Dans son ouvrage Les voyages de François Mitterrand. Le PS et le monde (1971-1981), issu d'un mémoire de master, Judith Bonnin a analysé les 88 voyages à l'étranger effectués au cours de la décennie 1971-1981 par François Mitterrand après son accession au poste de Premier secrétaire du Parti socialiste, et jusqu'à son élection comme Président de la République française. Si la visite en République populaire démocratique de Corée (RPDC, Corée du Nord), en février 1981, de celui qui était alors candidat à la présidence de la République - et représenté sur un timbre nord-coréen dès décembre 1981 - a suscité de nombreux commentaires et interprétations, Judith Bonnin a replacé utilement cette visite - à l'invitation du Parti du travail de Corée - dans le contexte des relations qu'avait nouées le Parti socialiste dans différentes parties du Tiers Monde.

Secrétaire national au tiers monde à partir de 1975, Lionel Jospin a décrit avec précision les raisons de l'intérêt du Parti socialiste pour la RPDC, dans une note du 1er juin 1977 adressée à Robert Pontillon, responsable aux relations internationales du Parti socialiste, et à François Mitterrand, citée par Judith Bonnin : 

"Sans être particulièrement zélateurs d'un régime communiste où le culte de la personnalité atteint de hauts sommets, nous tenons compte dans notre attitude à l'égard de la Corée du Nord de la politique de relative indépendance affirmée depuis quelques années par ce pays par rapport à l'URSS et par rapport à la Chine (la Corée du Nord a été admise à la Conférence de Lima en 1975 au Groupe des pays non alignés et elle a noué dans le Tiers Monde un réseau de relations importants : avec le Sénégal par exemple)."

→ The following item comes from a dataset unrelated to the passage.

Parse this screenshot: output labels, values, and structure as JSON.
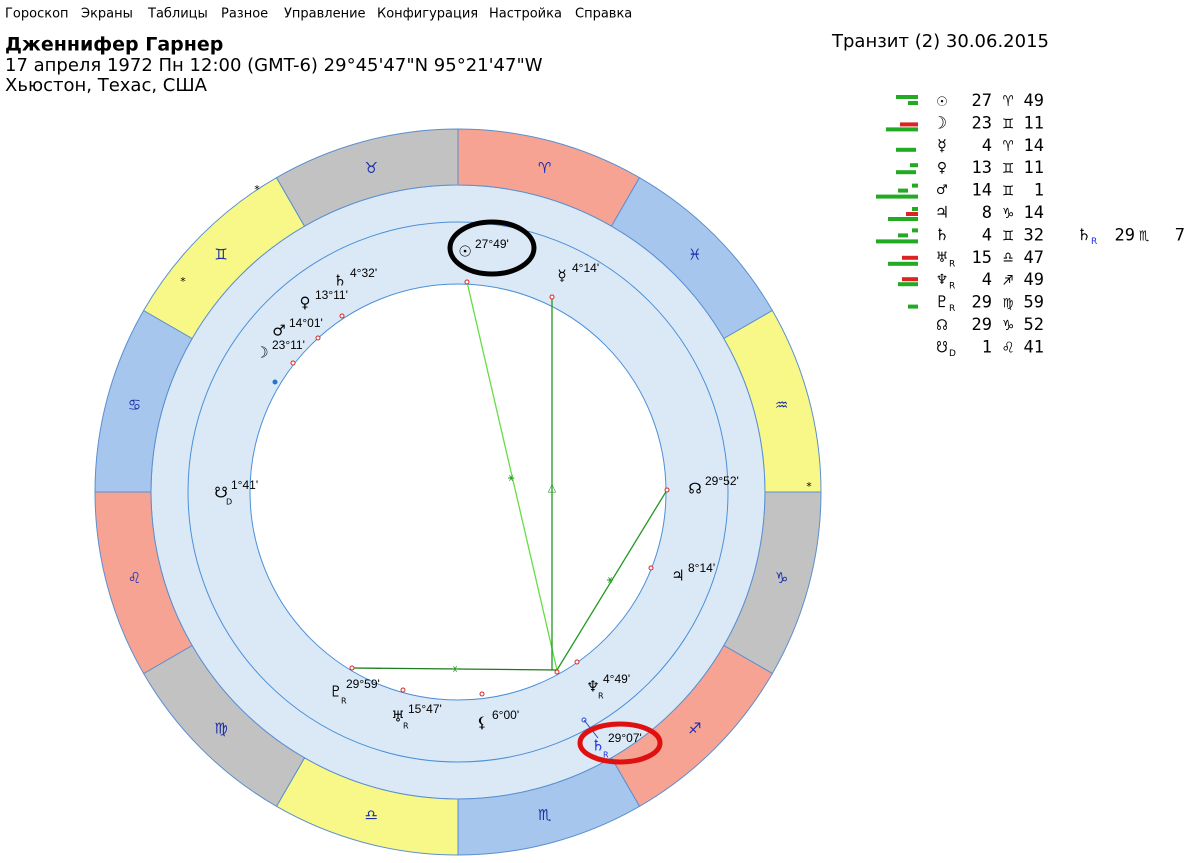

Cette note interne est particulièrement éclairante : d'une part, elle exprime les distances du Parti socialiste français - en tant qu'organisation politique - avec le système politique de la RPD de Corée ; d'autre part, elle apprécie les positions nord-coréennes à l'aune de leur volonté d'indépendance par rapport aux grandes puissances (ce qui rapproche Pyongyang de la tradition diplomatique française) et de la participation active de la RPDC au mouvement des non-alignés - faisant ainsi écho à la sensibilité "tiers-mondiste" des socialistes français à la même époque. Au demeurant, certains pays en développement avec lesquels Pyongyang avait noués des liens privilégiés étaient aussi proches de la France, comme le Sénégal que cite Lionel Jospin, ce qui ne peut qu'inciter à la prise en compte par la France de la diplomatie nord-coréenne. Par contrecoup, on observera que la fin de la guerre froide et la moindre influence du mouvement des non-alignés sont de nature à expliquer un relatif désintérêt de la France vis-à-vis de la Corée du Nord au cours du second septennat de François Mitterrand (1988-1995).

Entrevue entre François Mitterrand et Kim Il-sung, février 1981 (source : Naenara)

Entrevue entre François Mitterrand et Kim Il-sung, février 1981 (source : Naenara)

Sur le voyage de février 1981 au Nord de la péninsule coréenne, Judith Bonnin donne la composition exacte de la délégation officielle du Parti socialiste français - alors que beaucoup de témoignages négligent ce point : François Mitterrand était accompagné de Lionel Jospin, Gaston Defferre, Claude Estier, Jean-Marie Cambacérès, Serge Moati, Marie-Pierre Rieux et Brigitte Godet.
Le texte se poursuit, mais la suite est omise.